# How did you get your first US Credit Card after first moving from another country?



## aarobles (Mar 14, 2014)

How did you get your first credit card from a US Bank? Is there a strategy that you can recommend to a newcomer for establishing credit in the US?

Thank you!


----------



## Davis1 (Feb 20, 2009)

takes about a year to get a credit rating 

your bank may give you a secured card 
to get you going 

10 questions before getting a secured credit card


----------



## Crawford (Jan 23, 2011)

I deposited a good chunk of money in the bank and they offered me a credit card.


----------



## 2fargone (Jun 14, 2011)

I've heard you can open up a store credit card first.

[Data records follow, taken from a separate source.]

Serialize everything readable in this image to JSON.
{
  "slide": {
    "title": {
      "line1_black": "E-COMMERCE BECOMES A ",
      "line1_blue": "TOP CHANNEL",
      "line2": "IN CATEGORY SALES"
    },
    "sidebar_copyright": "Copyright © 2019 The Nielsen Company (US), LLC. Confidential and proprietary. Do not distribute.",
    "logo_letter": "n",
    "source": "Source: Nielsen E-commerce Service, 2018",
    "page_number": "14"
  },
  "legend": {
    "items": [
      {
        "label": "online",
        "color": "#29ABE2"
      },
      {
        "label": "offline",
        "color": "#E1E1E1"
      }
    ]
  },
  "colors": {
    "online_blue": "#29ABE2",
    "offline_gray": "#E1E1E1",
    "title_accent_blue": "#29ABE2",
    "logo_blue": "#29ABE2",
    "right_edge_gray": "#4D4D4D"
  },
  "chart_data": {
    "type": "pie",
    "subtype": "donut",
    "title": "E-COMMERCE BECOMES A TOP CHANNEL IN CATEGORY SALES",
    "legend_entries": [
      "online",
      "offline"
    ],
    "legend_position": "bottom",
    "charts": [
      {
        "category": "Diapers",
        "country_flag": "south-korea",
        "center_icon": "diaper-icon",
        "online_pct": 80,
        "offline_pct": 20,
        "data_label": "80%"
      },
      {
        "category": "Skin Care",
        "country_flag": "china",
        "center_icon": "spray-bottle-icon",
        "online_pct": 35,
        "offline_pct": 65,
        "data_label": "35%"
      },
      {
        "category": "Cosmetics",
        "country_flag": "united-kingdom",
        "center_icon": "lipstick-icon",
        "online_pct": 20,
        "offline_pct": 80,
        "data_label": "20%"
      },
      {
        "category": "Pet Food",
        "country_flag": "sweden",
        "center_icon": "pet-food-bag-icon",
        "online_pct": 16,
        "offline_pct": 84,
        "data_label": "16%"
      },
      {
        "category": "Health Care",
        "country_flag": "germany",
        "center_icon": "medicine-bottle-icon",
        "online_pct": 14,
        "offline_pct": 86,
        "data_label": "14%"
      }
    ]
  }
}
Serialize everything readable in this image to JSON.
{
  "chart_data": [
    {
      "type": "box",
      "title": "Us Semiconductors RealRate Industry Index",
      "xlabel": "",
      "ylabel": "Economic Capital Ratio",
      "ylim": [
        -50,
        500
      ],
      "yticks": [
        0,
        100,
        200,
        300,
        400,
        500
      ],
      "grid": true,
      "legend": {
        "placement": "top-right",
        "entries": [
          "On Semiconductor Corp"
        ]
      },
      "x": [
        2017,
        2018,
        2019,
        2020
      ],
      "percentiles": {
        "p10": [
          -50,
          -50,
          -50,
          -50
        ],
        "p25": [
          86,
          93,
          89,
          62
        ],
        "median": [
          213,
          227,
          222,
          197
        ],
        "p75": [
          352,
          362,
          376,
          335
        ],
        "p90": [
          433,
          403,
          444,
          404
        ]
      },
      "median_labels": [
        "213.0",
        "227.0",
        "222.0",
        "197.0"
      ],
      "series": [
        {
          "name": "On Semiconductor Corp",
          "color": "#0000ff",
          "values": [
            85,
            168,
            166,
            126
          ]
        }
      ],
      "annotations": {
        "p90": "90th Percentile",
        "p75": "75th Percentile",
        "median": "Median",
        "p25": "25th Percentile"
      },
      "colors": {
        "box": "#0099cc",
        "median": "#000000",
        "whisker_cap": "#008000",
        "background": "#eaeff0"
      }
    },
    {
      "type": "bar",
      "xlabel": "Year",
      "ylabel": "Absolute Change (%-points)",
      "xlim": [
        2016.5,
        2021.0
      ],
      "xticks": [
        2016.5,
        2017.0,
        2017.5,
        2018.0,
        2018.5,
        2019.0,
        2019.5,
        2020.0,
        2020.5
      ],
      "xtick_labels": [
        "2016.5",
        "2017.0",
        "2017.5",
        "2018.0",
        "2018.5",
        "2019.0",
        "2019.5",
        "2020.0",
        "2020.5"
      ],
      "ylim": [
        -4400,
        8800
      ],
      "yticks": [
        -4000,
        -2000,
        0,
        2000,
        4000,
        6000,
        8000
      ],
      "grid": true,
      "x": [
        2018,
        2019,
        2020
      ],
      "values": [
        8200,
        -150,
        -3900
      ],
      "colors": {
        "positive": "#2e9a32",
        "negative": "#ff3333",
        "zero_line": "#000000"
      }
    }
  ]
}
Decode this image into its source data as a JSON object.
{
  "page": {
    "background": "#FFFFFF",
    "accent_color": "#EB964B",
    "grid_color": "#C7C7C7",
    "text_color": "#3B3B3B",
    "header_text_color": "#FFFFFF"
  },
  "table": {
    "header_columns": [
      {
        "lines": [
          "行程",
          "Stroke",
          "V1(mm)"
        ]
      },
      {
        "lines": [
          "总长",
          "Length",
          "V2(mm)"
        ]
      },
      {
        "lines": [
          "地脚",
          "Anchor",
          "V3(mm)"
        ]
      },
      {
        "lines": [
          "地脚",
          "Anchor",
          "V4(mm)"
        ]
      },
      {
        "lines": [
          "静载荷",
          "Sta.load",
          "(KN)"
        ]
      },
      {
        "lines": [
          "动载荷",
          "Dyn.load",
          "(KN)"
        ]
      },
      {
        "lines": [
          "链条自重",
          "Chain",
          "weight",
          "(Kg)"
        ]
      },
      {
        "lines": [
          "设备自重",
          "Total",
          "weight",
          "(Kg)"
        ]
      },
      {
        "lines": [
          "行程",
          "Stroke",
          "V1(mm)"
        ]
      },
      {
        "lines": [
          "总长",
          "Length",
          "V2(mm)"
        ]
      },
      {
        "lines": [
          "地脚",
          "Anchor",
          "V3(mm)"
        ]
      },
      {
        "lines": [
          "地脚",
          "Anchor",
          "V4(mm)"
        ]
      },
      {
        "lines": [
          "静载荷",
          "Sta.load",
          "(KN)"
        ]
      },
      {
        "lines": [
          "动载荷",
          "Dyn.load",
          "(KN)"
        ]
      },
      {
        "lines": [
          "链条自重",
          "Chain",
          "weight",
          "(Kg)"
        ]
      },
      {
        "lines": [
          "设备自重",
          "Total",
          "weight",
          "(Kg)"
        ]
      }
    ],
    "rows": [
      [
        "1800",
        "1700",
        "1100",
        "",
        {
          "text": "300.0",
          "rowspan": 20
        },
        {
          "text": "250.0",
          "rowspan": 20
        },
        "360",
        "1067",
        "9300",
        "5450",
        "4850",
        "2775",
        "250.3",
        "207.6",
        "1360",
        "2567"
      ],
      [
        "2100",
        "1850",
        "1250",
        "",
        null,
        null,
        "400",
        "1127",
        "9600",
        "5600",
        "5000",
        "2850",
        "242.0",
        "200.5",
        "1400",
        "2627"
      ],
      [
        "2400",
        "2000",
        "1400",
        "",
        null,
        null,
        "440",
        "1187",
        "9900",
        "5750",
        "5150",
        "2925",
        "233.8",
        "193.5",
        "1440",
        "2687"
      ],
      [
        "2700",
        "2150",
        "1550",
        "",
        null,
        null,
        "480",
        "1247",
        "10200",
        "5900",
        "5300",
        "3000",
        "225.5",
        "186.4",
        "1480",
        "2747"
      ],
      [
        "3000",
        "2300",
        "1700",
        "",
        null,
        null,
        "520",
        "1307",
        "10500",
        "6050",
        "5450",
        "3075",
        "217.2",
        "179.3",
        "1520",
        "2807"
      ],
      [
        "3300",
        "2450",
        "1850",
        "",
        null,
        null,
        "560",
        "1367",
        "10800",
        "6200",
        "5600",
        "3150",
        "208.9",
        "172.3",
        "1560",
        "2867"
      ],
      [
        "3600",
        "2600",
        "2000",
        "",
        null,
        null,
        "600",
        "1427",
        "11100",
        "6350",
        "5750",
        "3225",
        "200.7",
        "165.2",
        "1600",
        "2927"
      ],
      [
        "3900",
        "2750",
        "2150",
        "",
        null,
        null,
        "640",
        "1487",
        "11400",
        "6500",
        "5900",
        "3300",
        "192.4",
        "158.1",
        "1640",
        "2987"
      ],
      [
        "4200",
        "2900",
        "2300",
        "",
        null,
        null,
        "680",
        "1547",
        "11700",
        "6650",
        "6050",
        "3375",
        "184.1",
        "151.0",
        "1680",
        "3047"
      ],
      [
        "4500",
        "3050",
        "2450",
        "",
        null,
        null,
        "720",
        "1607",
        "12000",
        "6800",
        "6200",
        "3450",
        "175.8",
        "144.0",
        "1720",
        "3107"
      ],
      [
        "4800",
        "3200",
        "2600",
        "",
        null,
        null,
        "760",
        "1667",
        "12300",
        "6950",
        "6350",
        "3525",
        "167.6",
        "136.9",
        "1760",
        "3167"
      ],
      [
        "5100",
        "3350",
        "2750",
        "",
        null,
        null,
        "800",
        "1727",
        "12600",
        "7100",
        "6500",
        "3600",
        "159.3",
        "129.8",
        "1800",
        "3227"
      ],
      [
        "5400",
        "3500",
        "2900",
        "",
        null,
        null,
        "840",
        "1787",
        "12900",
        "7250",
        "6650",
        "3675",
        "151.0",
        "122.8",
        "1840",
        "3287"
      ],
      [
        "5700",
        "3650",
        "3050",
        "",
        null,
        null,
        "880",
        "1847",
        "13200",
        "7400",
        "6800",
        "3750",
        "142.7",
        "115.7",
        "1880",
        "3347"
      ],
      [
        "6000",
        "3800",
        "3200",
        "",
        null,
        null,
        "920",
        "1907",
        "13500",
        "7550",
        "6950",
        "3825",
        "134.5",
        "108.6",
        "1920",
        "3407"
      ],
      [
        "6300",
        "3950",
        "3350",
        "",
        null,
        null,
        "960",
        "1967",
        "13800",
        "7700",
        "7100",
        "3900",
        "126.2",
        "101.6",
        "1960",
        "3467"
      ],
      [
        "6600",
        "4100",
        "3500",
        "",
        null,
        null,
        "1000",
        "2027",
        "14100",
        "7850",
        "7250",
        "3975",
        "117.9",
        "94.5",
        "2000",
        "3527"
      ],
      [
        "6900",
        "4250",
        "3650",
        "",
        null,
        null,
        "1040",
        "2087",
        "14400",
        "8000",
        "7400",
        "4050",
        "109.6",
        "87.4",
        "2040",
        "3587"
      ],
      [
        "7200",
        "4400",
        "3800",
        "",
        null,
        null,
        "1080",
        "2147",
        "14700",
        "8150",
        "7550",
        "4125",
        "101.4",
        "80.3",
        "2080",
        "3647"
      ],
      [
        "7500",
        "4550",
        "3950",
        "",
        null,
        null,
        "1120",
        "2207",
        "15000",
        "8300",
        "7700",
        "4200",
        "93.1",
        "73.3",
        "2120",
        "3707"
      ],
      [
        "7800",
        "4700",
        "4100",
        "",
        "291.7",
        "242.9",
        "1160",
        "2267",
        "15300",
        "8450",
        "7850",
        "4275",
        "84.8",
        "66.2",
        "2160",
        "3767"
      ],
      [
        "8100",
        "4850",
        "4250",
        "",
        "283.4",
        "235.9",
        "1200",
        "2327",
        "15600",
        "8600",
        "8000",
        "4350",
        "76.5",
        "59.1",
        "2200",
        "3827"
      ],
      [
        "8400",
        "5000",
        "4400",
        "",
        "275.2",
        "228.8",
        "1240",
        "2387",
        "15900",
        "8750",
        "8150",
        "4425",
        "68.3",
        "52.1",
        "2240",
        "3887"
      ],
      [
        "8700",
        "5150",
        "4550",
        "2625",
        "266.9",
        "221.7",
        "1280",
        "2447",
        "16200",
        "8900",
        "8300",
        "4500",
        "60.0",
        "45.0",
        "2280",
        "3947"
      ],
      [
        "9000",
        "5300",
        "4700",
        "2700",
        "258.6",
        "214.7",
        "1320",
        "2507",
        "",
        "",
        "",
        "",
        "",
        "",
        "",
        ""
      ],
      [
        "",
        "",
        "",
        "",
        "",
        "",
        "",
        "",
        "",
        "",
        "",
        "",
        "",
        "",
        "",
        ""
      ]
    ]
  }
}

And after that you can open up a credit card.


----------



## mamasue (Oct 7, 2008)

My first credit card was a secured one, with a $200 amount.
I made sure I used it and paid it every month, then, after a few months, they offered me an unsecured card with a $300 credit line...
Same thing.... used and paid it off every month....
Then I applied with a different lender for another unsecured card...got a slightly higher credit line....

Now, 8 years later, the credit card companies are throwing 0% interest cards at me, like there was no tomorrow...

It takes time... starting small, and paying regularly.

I've heard that store cards are easy to get, too.


----------